A côté des terres tenues librement (freehold), il y a les terres de villenage (copyhold). Pour bien comprendre cette tenure, il faut se représenter ce qu’on nommait un manoir (manorium). Un grand baron, lord de manoir, gardait pour lui-même des terres dominicales, une sorte de domaine privé, et distribuait le reste à des vassaux, tenanciers libres; mais le domaine privé était trop grand pour que le lord fît valoir lui-même : il n’en gardait qu’une partie, livrait une deuxième partie à des vilains, enfin une troisième part, non cultivée, servait aux routes, aux pâturages du lord et des tenanciers. Les vilains, habitans des villages, tenaient leurs terres de la volonté, du bon plaisir du lord. On pouvait au début les déposséder; ils rendaient les plus bas services, ils appartenaient à la terre, et la terre ne leur appartenait pas. Leur tenure peu à peu se consolida, dépendit moins du caprice; la prescription lui donna une sorte de fixité. Chaque baron ou lord de manoir avait sa cour; la coutume de cette cour fut la sauvegarde des vilains, ils devinrent tenanciers en vertu du rôle de la cour (par copie du rôle, d’où vient copyholders). Le villenage dura jusqu’au règne du roi Jacques Ier. Les personnes devinrent libres, mais le statut de Charles II qui délivra les propriétaires libres des servitudes féodales réserva l’existence de la tenure de copyhold ; les descendans des vilains, quoique devenus propriétaires de fait, n’occupèrent les anciennes terres du maître qu’en restant soumis à la coutume particulière du manoir.
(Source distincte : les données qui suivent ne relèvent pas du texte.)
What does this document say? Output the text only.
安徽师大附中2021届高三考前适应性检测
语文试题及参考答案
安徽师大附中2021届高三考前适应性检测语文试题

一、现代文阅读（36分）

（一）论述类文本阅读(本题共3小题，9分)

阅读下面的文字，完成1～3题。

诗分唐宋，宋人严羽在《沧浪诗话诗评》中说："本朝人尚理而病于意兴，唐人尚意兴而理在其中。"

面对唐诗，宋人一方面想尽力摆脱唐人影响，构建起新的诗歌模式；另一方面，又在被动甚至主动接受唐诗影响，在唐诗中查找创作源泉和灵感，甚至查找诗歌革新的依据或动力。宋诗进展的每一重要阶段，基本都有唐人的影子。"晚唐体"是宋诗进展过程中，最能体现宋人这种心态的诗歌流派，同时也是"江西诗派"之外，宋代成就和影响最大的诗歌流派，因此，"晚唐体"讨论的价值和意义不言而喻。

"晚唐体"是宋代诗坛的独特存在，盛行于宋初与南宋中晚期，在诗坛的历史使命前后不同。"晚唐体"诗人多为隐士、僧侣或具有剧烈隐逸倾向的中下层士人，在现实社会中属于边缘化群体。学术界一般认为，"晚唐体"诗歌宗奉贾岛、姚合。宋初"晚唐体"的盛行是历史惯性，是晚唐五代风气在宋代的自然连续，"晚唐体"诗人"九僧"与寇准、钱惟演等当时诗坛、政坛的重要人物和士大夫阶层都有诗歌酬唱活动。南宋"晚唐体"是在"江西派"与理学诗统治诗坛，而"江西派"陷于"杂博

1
Aujourd’hui les obligations de cette basse tenure sont réduites à assez peu de chose; cependant il en reste encore quelques-unes. Le plus souvent les règles de transmission sont les mêmes que pour les terres libres, mais il y a çà et là des exceptions. Le lord du manoir conserve toujours un droit de propriété supérieur et antérieur. Ce droit par exemple s’étend aux mines, au sous-sol, aux arbres mêmes plantés par le tenancier. Celui-ci ne peut faire des baux que d’un an sans la permission du lord. Le tenancier n’a en réalité qu’un droit d’occupation fondé sur la coutume. Chaque nouveau tenancier, héritier ou acheteur, paie au lord un droit de mutation ou de succession. Chaque manoir a sa coutume en ce qui concerne les rentes, les reliefs, etc. Il y a des manoirs où le lord, à la mort du tenancier, a le droit de saisir son meilleur animal (heriot).